Les dirigeants des partis cherchent du soutien alors que la campagne électorale japonaise touche à sa fin

Les dirigeants des partis cherchent du soutien alors que la campagne électorale japonaise touche à sa fin

TOKYO — Les dirigeants politiques ont intensifié vendredi leurs appels au soutien dans la dernière ligne droite de leur campagne pour les élections à la Chambre des représentants qui détermineront le sort du gouvernement du Premier ministre Sanae Takaichi, en place depuis plusieurs mois.

Dans un discours prononcé dans la préfecture de Tochigi, au nord de Tokyo, Takaichi, chef du Parti libéral-démocrate, s'est engagé à stimuler la productivité agricole du Japon grâce à l'utilisation de technologies de pointe, alors que les zones rurales sont confrontées à des pénuries de main-d'œuvre en raison du déclin chronique du taux de natalité dans le pays.

« Nous allons augmenter la capacité d'offre » de produits agricoles en permettant aux agriculteurs de réaliser plus facilement des investissements en capital, a déclaré Takaichi avant les élections générales de dimanche.

Le LDP a traditionnellement reçu un soutien relativement important de la part des agriculteurs des zones rurales.

Le PLD et son partenaire junior, le Parti de l'innovation japonaise, cherchent à obtenir une majorité dans la puissante chambre basse de 465 sièges, alors que les sondages médiatiques indiquent des vents favorables à leur coalition formée en octobre.

Yoshihiko Noda, co-leader de l'Alliance centriste pour la réforme, principal parti d'opposition, a critiqué la gestion par le PLD de son scandale très médiatisé des caisses noires qui a été révélé fin 2023, alors qu'il prononçait un discours de campagne à Tokyo.

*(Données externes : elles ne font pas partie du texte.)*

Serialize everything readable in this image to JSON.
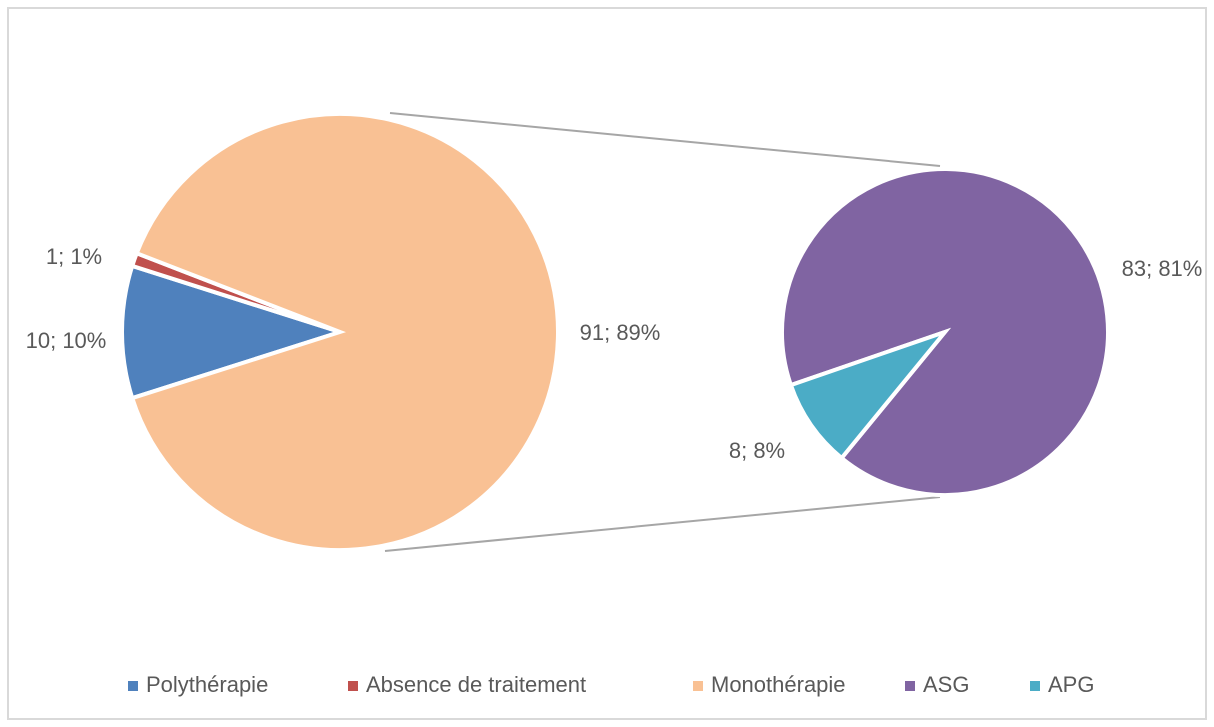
{
  "chart_data": {
    "type": "pie-of-pie",
    "pie": {
      "categories": [
        "Polythérapie",
        "Absence de traitement",
        "Monothérapie"
      ],
      "values": [
        10,
        1,
        91
      ],
      "value_labels": [
        "10; 10%",
        "1; 1%",
        "91; 89%"
      ],
      "colors": [
        "#4f81bd",
        "#c0504d",
        "#f9c194"
      ]
    },
    "second": {
      "categories": [
        "ASG",
        "APG"
      ],
      "values": [
        83,
        8
      ],
      "value_labels": [
        "83; 81%",
        "8; 8%"
      ],
      "colors": [
        "#8064a2",
        "#4bacc6"
      ]
    },
    "legend": "bottom"
  }
}
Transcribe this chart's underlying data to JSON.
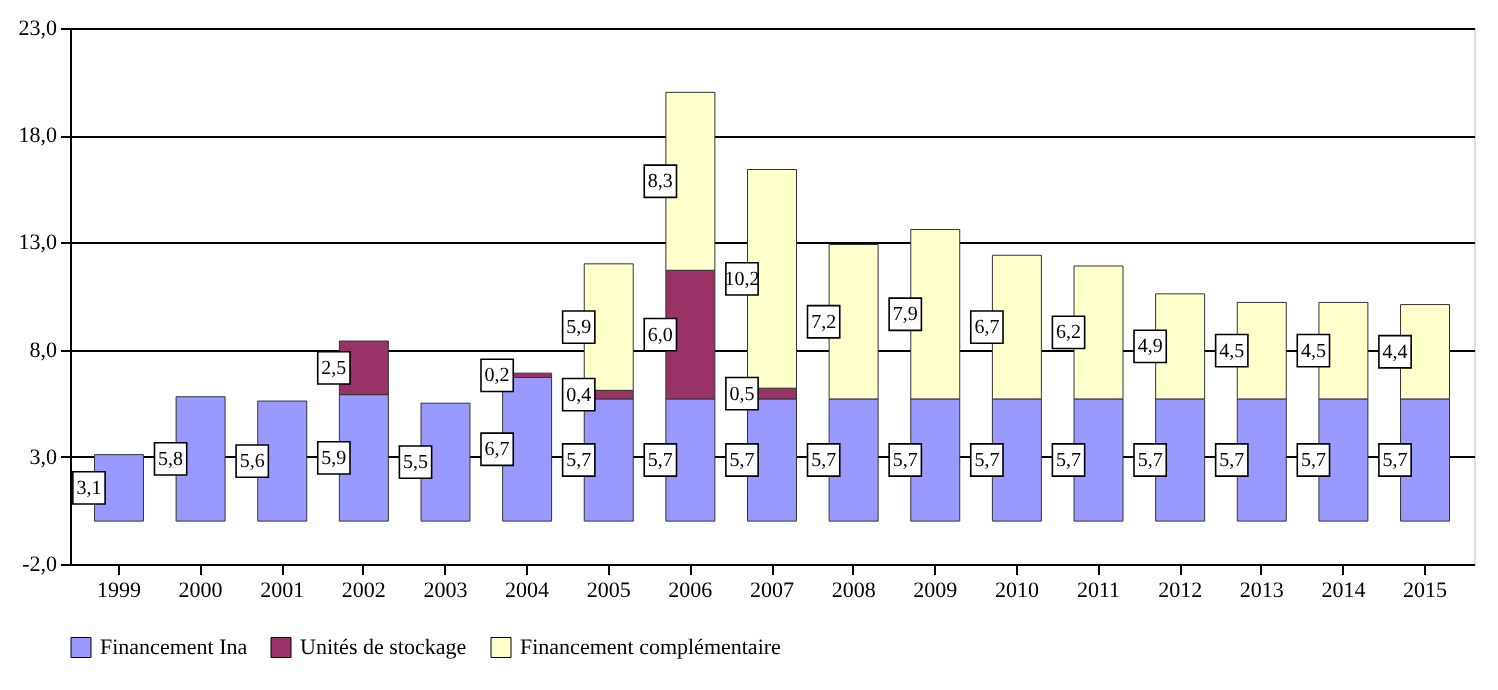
{
  "chart_data": {
    "type": "bar",
    "stacked": true,
    "data_labels": true,
    "grid": "y",
    "legend": "bottom",
    "categories": [
      "1999",
      "2000",
      "2001",
      "2002",
      "2003",
      "2004",
      "2005",
      "2006",
      "2007",
      "2008",
      "2009",
      "2010",
      "2011",
      "2012",
      "2013",
      "2014",
      "2015"
    ],
    "ylim": [
      -2,
      23
    ],
    "yticks": [
      {
        "value": -2,
        "label": "-2,0"
      },
      {
        "value": 3,
        "label": "3,0"
      },
      {
        "value": 8,
        "label": "8,0"
      },
      {
        "value": 13,
        "label": "13,0"
      },
      {
        "value": 18,
        "label": "18,0"
      },
      {
        "value": 23,
        "label": "23,0"
      }
    ],
    "series": [
      {
        "name": "Financement Ina",
        "color": "#9999ff",
        "values": [
          3.1,
          5.8,
          5.6,
          5.9,
          5.5,
          6.7,
          5.7,
          5.7,
          5.7,
          5.7,
          5.7,
          5.7,
          5.7,
          5.7,
          5.7,
          5.7,
          5.7
        ],
        "value_labels": [
          "3,1",
          "5,8",
          "5,6",
          "5,9",
          "5,5",
          "6,7",
          "5,7",
          "5,7",
          "5,7",
          "5,7",
          "5,7",
          "5,7",
          "5,7",
          "5,7",
          "5,7",
          "5,7",
          "5,7"
        ]
      },
      {
        "name": "Unités de stockage",
        "color": "#993366",
        "values": [
          null,
          null,
          null,
          2.5,
          null,
          0.2,
          0.4,
          6.0,
          0.5,
          null,
          null,
          null,
          null,
          null,
          null,
          null,
          null
        ],
        "value_labels": [
          null,
          null,
          null,
          "2,5",
          null,
          "0,2",
          "0,4",
          "6,0",
          "0,5",
          null,
          null,
          null,
          null,
          null,
          null,
          null,
          null
        ]
      },
      {
        "name": "Financement complémentaire",
        "color": "#ffffcc",
        "values": [
          null,
          null,
          null,
          null,
          null,
          null,
          5.9,
          8.3,
          10.2,
          7.2,
          7.9,
          6.7,
          6.2,
          4.9,
          4.5,
          4.5,
          4.4
        ],
        "value_labels": [
          null,
          null,
          null,
          null,
          null,
          null,
          "5,9",
          "8,3",
          "10,2",
          "7,2",
          "7,9",
          "6,7",
          "6,2",
          "4,9",
          "4,5",
          "4,5",
          "4,4"
        ]
      }
    ]
  }
}
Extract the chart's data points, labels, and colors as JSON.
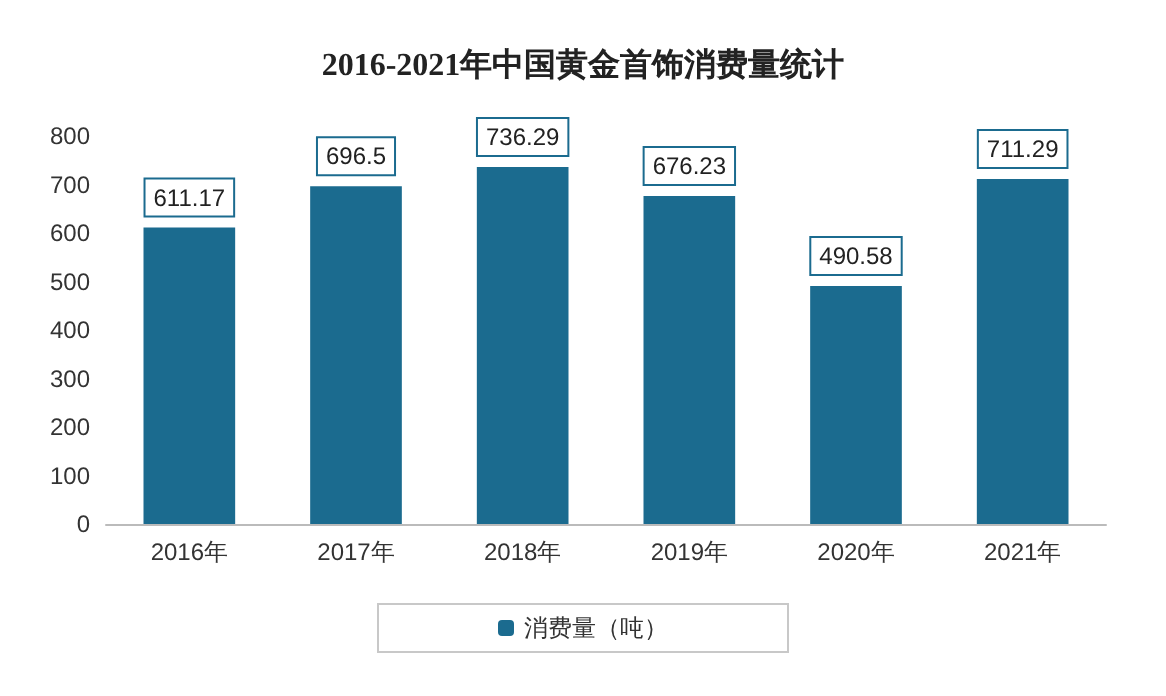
{
  "chart_data": {
    "type": "bar",
    "title": "2016-2021年中国黄金首饰消费量统计",
    "categories": [
      "2016年",
      "2017年",
      "2018年",
      "2019年",
      "2020年",
      "2021年"
    ],
    "series": [
      {
        "name": "消费量（吨）",
        "color": "#1b6b8f",
        "values": [
          611.17,
          696.5,
          736.29,
          676.23,
          490.58,
          711.29
        ]
      }
    ],
    "ylim": [
      0,
      800
    ],
    "yticks": [
      0,
      100,
      200,
      300,
      400,
      500,
      600,
      700,
      800
    ],
    "grid": false,
    "legend": "bottom",
    "data_labels": true
  }
}
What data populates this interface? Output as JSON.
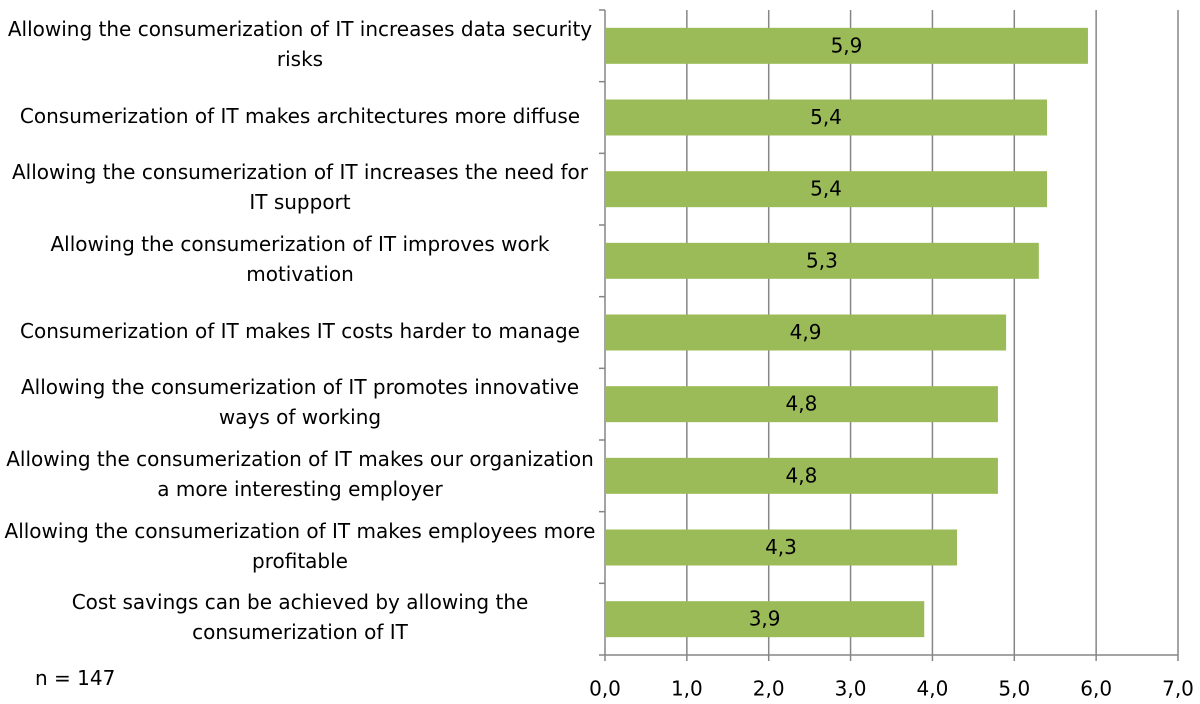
{
  "chart_data": {
    "type": "barh",
    "categories": [
      "Allowing the consumerization of IT increases data security risks",
      "Consumerization of IT makes architectures more diffuse",
      "Allowing the consumerization of IT increases the need for IT support",
      "Allowing the consumerization of IT improves work motivation",
      "Consumerization of IT makes IT costs harder to manage",
      "Allowing the consumerization of IT promotes innovative ways of working",
      "Allowing the consumerization of IT makes our organization a more interesting employer",
      "Allowing the consumerization of IT makes employees more profitable",
      "Cost savings can be achieved by allowing the consumerization of IT"
    ],
    "values": [
      5.9,
      5.4,
      5.4,
      5.3,
      4.9,
      4.8,
      4.8,
      4.3,
      3.9
    ],
    "value_labels": [
      "5,9",
      "5,4",
      "5,4",
      "5,3",
      "4,9",
      "4,8",
      "4,8",
      "4,3",
      "3,9"
    ],
    "color": "#9bbb59",
    "xlim": [
      0,
      7
    ],
    "xticks": [
      {
        "value": 0,
        "label": "0,0"
      },
      {
        "value": 1,
        "label": "1,0"
      },
      {
        "value": 2,
        "label": "2,0"
      },
      {
        "value": 3,
        "label": "3,0"
      },
      {
        "value": 4,
        "label": "4,0"
      },
      {
        "value": 5,
        "label": "5,0"
      },
      {
        "value": 6,
        "label": "6,0"
      },
      {
        "value": 7,
        "label": "7,0"
      }
    ],
    "grid": true,
    "annotation": "n = 147"
  }
}
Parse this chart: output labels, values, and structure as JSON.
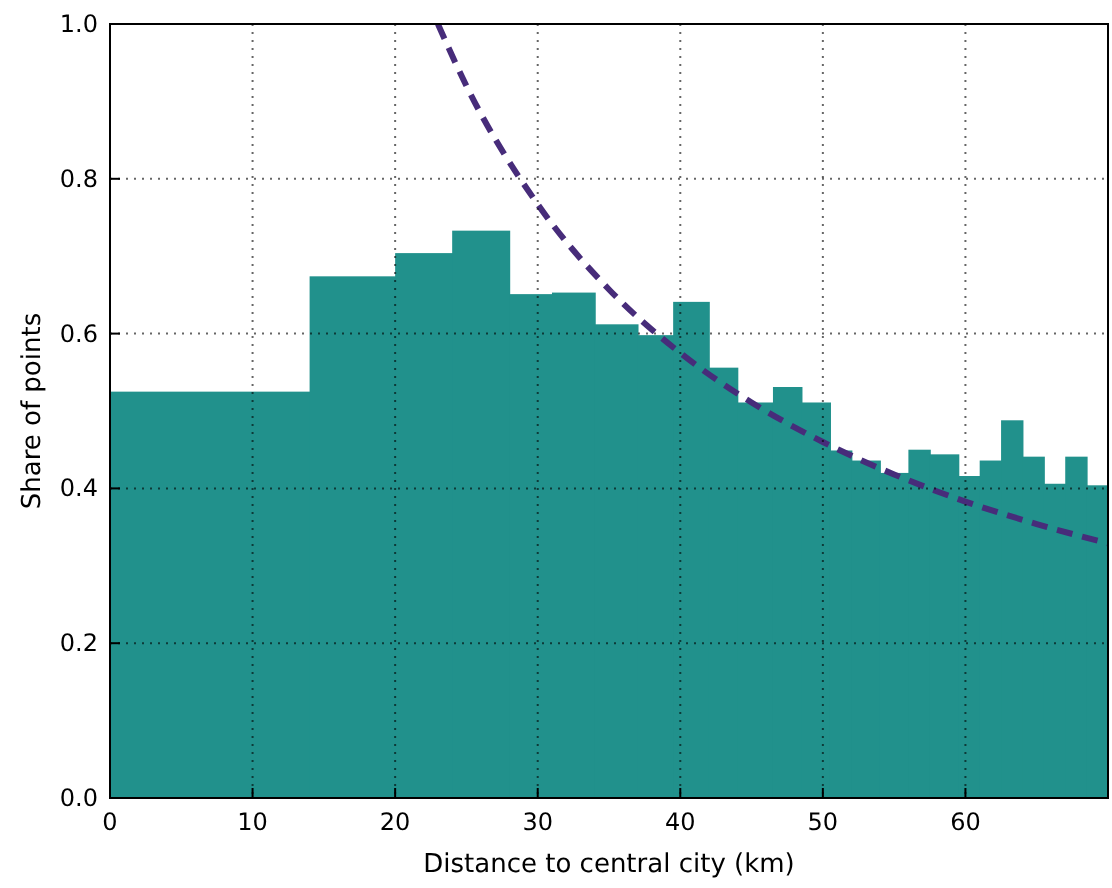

Le PLD a discipliné les législateurs impliqués dans le scandale et leur a retiré son soutien ou les a retirés de sa liste de représentation proportionnelle lors des précédentes élections à la chambre basse, mais la plupart d'entre eux se présentent aux prochaines élections sur la liste du parti.

Le PLD « ne montre aucun signe de remords », a déclaré Noda, ancien Premier ministre, demandant à l'assistance de « voter pour exhorter le PLD à réfléchir sérieusement » au scandale.

Le nouveau parti d'opposition a été lancé le mois dernier par le Parti démocratique constitutionnel du Japon et le parti Komeito.

Le premier concours à la chambre basse depuis que Takaichi est devenue la première femme Premier ministre du Japon en octobre a lieu seulement environ un an et quatre mois après le précédent en octobre 2024. Les membres de la chambre basse exercent un mandat de quatre ans au Japon.

Les sondages des médias suggèrent que le PLD est en passe d'obtenir une majorité monopartite à la chambre basse en remportant plus de 233 sièges, contre 198 avant les élections, tandis que l'Alliance réformiste centriste, qui en avait 167, aura probablement de mauvais résultats.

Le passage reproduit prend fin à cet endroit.